Einen weiteren Einwand gegen die alleinige Betrachtung akademischer Intelligenz liefert auch die Erkenntnis, daß Personen mit sehr guten Leistungen in Intelligenztests, manchmal nur bescheidene Leistungen an ihrem Arbeitsplatz erbringen (Wagner & Sternberg, 1985). Während akademische Intelligenztests einen doch beträchtlichen Varianzanteil der Schulleistungen aufzuklären vermögen – die Aufklärungsrate liegt zwischen .16 und .49 für verschiedene Maße der Schulleistung – sinkt diese Vorhersagekraft laut Wagner und Sternberg bei der Vorhersage für die Leistung am Arbeitsplatz stark ab. Wagner und Sternberg schreiben von einer aufgeklärten Varianz von nur etwa 4%. Eine zuverlässige Vorhersage ohne die Einbeziehung anderer Prädiktoren, wie etwa Achievement Motivation (Atkinson, 1958, zitiert nach Wagner & Sternberg, 1985) ist zumindest nach diesen Darstellungen nicht möglich. Ein anderer Weg führt zur Entwicklung umfassenderer Intelligenzmodelle, die Bereiche erfassen sollen, die bisher noch nicht als Prädiktoren herangezogen wurden. Wagner und Sternberg beschreiten genau diesen Weg, obwohl sie nicht emotionale Intelligenz studieren, sondern versuchen, praktische Intelligenz zu erfassen, die ebenfalls einen wesentlichen Teil zur Erklärung alltäglicher Leistungen beitragen könnte.

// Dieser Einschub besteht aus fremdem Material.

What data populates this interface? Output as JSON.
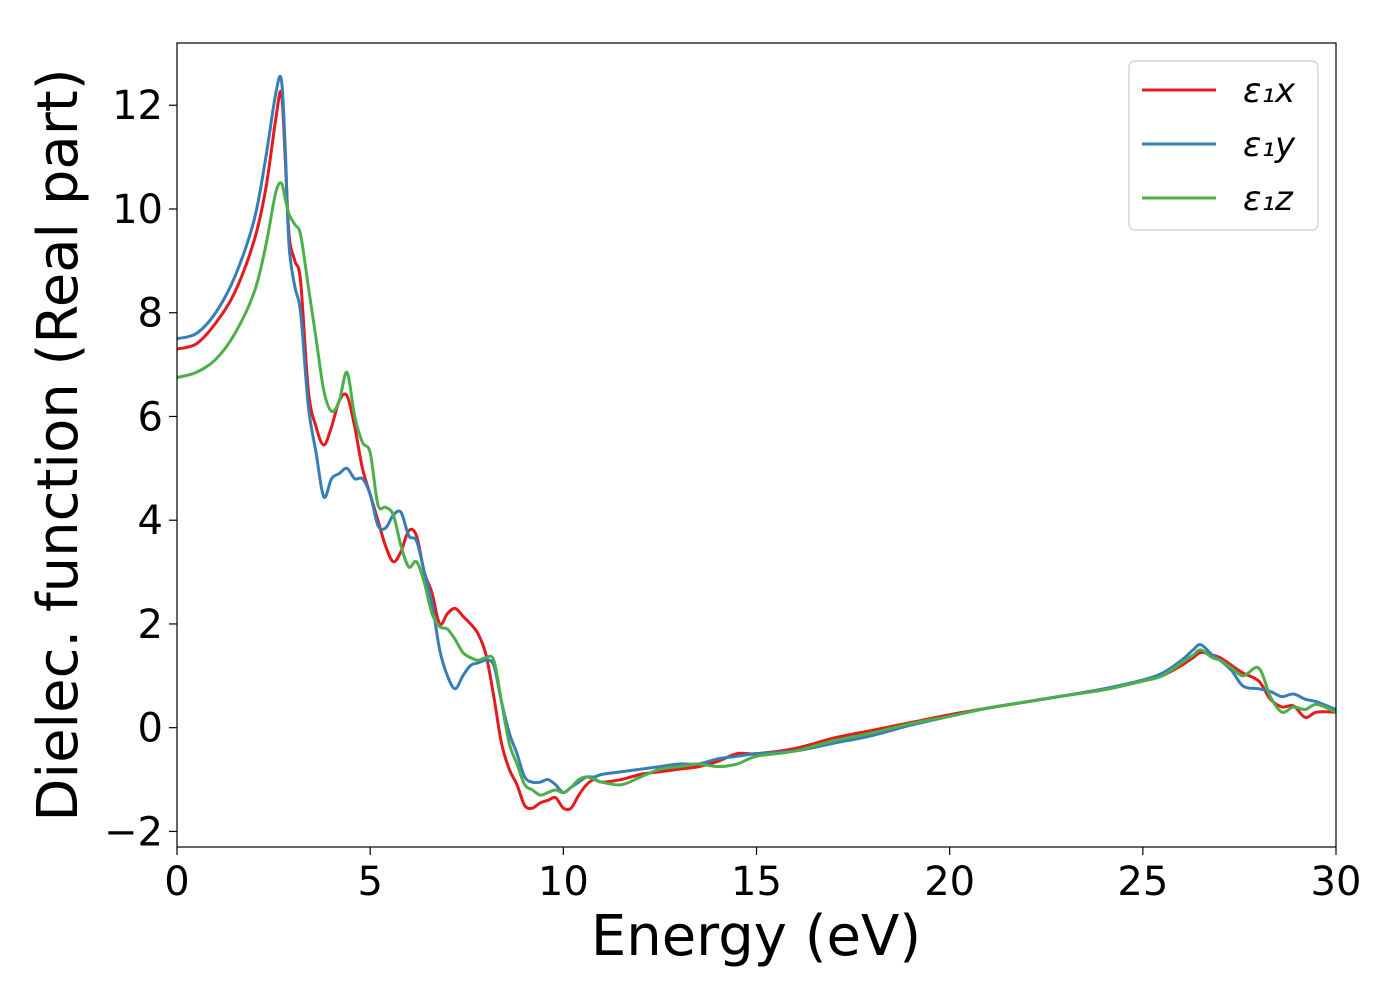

Emotionale Intelligenz ist als ein weiterer Mosaikstein zu betrachten, der nicht getrennt von anderen Fähigkeitsmaßen zum Erfolg führen kann, so wie auch nur eine Kombination von sozialen, emotionalen und intellektuellen Fähigkeiten zu mehr Erfolg im Leben führen kann (Goleman, 1996).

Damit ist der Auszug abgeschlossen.